These are harmless and expected given that Flowtron does not have these layers. Are you using warmstart_checkpoint_path instead of checkpoint_path?

akshay4malik commented 4 years ago

Yes I am using warmstart_checkpoint_path, and I have changed "include_layers": ["speaker", "encoder", "embedding"] to "include_layers": ["encoder", "embedding"] and using n_flows = 1. As you mentioned these errors are harmless, how can I avoid them and start training.

rafaelvalle commented 4 years ago

If you're using warmstart_checkpoint_path, the loaded state_dict should be filtered and not have the weights you listed.
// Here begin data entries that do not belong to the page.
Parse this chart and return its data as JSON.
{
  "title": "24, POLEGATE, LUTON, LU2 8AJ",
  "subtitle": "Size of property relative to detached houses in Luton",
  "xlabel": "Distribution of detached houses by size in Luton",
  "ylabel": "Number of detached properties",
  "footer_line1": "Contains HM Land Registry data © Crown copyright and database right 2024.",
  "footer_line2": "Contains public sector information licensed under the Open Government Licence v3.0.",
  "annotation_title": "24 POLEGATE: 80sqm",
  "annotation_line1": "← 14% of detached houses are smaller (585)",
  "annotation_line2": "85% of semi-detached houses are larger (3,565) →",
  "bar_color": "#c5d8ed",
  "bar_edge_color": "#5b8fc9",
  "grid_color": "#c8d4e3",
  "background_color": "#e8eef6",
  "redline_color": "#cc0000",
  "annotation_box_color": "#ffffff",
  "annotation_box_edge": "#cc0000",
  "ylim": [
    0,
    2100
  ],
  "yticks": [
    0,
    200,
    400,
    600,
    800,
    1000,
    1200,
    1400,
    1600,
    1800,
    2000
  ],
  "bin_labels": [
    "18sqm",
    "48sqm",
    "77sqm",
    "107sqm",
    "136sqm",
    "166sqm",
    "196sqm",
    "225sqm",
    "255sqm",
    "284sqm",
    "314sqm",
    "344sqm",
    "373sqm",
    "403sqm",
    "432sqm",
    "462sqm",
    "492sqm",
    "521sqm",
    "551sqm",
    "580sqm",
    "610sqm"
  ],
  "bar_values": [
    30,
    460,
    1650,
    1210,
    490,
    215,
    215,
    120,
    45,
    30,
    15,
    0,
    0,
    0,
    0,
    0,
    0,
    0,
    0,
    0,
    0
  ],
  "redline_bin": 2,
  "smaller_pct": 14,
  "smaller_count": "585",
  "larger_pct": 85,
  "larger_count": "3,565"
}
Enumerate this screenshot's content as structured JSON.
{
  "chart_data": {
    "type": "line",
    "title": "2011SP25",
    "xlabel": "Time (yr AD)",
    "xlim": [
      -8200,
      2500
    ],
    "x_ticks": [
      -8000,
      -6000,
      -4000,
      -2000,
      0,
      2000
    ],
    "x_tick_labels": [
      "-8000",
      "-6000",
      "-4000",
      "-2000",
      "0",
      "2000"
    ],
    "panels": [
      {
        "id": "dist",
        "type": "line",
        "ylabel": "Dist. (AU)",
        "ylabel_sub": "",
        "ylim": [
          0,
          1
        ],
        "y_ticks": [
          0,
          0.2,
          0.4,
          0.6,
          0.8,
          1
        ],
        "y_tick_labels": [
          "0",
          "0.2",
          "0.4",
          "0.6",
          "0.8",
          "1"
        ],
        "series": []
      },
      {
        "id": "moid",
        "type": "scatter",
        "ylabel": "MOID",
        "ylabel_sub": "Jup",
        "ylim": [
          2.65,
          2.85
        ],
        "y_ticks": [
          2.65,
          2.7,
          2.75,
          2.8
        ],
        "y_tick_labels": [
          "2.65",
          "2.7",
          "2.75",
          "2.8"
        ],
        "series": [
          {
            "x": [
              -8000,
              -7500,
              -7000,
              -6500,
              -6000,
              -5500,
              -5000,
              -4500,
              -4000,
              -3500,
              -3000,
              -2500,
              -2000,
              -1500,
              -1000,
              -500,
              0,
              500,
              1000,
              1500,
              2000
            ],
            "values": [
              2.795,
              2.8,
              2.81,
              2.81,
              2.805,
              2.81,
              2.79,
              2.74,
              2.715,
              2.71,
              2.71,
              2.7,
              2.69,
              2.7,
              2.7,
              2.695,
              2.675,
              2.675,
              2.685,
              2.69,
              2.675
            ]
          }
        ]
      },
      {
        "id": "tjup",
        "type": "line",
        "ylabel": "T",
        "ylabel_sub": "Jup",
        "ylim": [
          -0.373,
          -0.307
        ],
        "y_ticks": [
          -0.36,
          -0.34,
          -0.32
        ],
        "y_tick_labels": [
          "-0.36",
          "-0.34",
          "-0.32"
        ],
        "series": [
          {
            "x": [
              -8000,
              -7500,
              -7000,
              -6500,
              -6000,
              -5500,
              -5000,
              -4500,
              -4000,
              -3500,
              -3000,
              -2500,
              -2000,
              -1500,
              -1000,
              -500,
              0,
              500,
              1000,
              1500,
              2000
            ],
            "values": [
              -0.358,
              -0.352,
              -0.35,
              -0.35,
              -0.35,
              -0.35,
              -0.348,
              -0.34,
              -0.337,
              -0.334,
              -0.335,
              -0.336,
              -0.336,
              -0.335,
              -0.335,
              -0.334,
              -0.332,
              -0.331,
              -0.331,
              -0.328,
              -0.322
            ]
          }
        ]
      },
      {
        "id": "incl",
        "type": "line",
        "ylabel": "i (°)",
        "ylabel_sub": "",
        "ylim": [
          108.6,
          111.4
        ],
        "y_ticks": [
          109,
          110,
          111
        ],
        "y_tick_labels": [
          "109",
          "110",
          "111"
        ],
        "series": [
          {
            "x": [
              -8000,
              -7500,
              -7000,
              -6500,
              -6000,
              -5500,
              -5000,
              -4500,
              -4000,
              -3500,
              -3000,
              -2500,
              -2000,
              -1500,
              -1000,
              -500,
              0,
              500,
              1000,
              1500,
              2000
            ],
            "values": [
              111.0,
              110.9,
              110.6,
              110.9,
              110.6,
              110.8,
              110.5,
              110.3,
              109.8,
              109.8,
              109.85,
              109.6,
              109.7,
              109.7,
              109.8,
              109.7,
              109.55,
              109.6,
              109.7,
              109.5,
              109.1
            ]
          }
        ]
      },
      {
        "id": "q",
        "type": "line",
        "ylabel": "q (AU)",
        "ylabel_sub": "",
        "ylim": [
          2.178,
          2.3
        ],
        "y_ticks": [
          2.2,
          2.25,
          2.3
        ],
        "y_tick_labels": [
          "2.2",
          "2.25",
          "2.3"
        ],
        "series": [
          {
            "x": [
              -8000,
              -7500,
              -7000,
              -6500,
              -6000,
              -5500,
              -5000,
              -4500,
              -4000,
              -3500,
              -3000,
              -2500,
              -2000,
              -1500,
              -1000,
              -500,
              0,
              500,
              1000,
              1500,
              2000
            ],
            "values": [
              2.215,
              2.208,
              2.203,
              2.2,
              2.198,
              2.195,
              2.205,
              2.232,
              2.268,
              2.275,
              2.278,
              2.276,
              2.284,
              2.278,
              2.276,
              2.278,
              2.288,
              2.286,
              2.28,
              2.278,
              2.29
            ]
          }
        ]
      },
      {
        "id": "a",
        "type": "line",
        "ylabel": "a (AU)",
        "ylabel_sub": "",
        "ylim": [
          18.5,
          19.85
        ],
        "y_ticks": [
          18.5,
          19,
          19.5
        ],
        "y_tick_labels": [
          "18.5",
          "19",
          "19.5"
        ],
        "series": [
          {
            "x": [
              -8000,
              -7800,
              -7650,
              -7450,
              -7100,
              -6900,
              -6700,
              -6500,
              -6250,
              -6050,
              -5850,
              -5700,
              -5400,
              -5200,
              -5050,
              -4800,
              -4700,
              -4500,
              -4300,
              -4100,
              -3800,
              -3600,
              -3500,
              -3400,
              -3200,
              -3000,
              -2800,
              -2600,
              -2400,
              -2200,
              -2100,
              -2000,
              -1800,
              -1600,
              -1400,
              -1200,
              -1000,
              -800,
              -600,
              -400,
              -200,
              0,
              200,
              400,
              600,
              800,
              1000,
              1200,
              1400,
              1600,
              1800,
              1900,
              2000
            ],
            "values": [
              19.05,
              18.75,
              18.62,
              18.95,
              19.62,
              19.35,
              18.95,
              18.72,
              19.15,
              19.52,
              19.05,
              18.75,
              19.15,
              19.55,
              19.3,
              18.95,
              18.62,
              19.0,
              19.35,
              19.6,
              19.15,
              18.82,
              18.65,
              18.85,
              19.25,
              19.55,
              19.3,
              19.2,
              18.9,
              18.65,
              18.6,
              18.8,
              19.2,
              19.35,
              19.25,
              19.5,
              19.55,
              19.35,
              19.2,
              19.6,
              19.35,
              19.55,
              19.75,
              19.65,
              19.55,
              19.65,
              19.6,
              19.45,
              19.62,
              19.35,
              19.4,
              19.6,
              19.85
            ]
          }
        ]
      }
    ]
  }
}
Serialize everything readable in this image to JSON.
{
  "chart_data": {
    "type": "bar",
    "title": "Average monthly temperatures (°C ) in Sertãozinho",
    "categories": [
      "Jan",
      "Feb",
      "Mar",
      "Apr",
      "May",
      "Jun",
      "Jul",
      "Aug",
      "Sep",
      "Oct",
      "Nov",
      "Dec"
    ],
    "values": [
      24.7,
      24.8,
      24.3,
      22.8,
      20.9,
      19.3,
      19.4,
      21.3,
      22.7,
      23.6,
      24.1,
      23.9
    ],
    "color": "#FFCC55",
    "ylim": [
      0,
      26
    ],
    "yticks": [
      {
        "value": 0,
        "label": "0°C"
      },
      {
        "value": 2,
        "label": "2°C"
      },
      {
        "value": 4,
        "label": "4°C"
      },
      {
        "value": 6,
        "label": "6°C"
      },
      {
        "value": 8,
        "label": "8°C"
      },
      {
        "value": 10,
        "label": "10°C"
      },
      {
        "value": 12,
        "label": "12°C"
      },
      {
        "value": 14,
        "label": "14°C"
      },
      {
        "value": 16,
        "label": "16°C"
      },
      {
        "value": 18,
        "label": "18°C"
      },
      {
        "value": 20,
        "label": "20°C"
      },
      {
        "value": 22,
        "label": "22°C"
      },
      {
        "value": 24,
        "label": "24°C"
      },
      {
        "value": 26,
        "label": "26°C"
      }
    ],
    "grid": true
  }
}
Can you send the full stack-trace? If the issue is happening here, you might have to save the Tacotron 2 weights as a state_dict instead of loading ['model'].

akshay4malik commented 4 years ago

No, the problem in that function occurs here But this can be solved by removing this if condition as there are no speaker embeddings in Tacotron2 model. The problem occurs in loading optimizer here However, if I replace this line optimizer.load_state_dict(checkpoint_dict['optimizer']) with following lines,

optimizer.state_dict()['param_groups'] = checkpoint_dict['optimizer']['param_groups']
optimizer.state_dict()['state'] = checkpoint_dict['optimizer']['state']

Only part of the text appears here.